Compound database searching was performed using the accurate mass value and the estimated adduct. The following databases are used: KEGG, KNApSAcK, Human Metabolome Database (HMDB), LipidMAPS, flavonoid database in metabolomics.jp. The UC2 database in the MFSearcher web service was used for rapid cross-database searching and compiling the constitutional isomers in one record.
Please note that different stereoisomers are included in one record. The marks such as '[-1fr]' shown in the DB search results in the peak information page represents the states of the molecule in the original database as follows: The number, the charge of the molecule, 'f', a fragment in the molecule registered as multiple compartments (such as salts) was hit, 'r', the molecule was registered as a radical.
Prediction of flavonoid aglycones was conducted by FlavonoidSearch using MS2 and MS3 spectra in positive mode. A possibility of the peak being a flavonoid is high when a higher hit score, usually larger than 0.3, is observed. Candidates of known flavonoids are listed in the FlavonoidSearch results.

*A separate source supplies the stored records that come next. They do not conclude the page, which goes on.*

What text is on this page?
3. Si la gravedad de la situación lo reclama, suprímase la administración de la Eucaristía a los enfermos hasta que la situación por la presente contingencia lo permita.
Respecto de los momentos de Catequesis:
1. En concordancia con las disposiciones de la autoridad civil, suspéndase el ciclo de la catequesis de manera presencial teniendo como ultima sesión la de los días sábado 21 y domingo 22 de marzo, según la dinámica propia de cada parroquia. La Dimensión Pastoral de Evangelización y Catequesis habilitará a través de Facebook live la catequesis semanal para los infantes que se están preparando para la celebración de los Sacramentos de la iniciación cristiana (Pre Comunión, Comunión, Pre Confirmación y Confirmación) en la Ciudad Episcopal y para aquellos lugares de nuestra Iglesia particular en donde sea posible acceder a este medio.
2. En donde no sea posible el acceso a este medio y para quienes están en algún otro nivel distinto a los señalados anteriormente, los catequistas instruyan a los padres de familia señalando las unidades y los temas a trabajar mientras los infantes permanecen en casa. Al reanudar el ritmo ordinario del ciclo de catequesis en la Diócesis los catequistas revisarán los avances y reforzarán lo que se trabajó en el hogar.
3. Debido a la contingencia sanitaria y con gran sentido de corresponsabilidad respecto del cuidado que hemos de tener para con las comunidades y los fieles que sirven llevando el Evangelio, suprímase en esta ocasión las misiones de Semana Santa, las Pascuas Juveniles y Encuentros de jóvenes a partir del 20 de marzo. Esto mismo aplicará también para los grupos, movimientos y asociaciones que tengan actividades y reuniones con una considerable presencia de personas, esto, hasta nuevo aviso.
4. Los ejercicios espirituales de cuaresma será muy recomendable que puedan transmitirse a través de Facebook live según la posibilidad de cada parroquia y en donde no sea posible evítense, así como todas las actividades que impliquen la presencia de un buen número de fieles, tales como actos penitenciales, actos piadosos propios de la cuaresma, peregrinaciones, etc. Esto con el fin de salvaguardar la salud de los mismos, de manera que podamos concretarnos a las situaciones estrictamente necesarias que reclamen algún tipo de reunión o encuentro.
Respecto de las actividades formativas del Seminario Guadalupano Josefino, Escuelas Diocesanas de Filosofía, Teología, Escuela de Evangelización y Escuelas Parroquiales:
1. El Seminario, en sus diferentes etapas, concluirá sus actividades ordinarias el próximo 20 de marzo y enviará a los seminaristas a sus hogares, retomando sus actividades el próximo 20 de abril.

FlavonoidSearch calculates similarities of query spectra to those of virtual mass fragment database which is constructed based on knowledge and heuristics of CID. The virtual mass fragment data were constructed approximately 4500 flavonoids among approx. 7000 known flavonoids. No virtual mass fragment data were attached to the rest of the approx. 2500 flavonoids. If the precursor mass was hit to these no virtual fragment ones, FlavonoidSearch returns score zero. Therefore, results with score zero remained in the result table to show the possibility of them.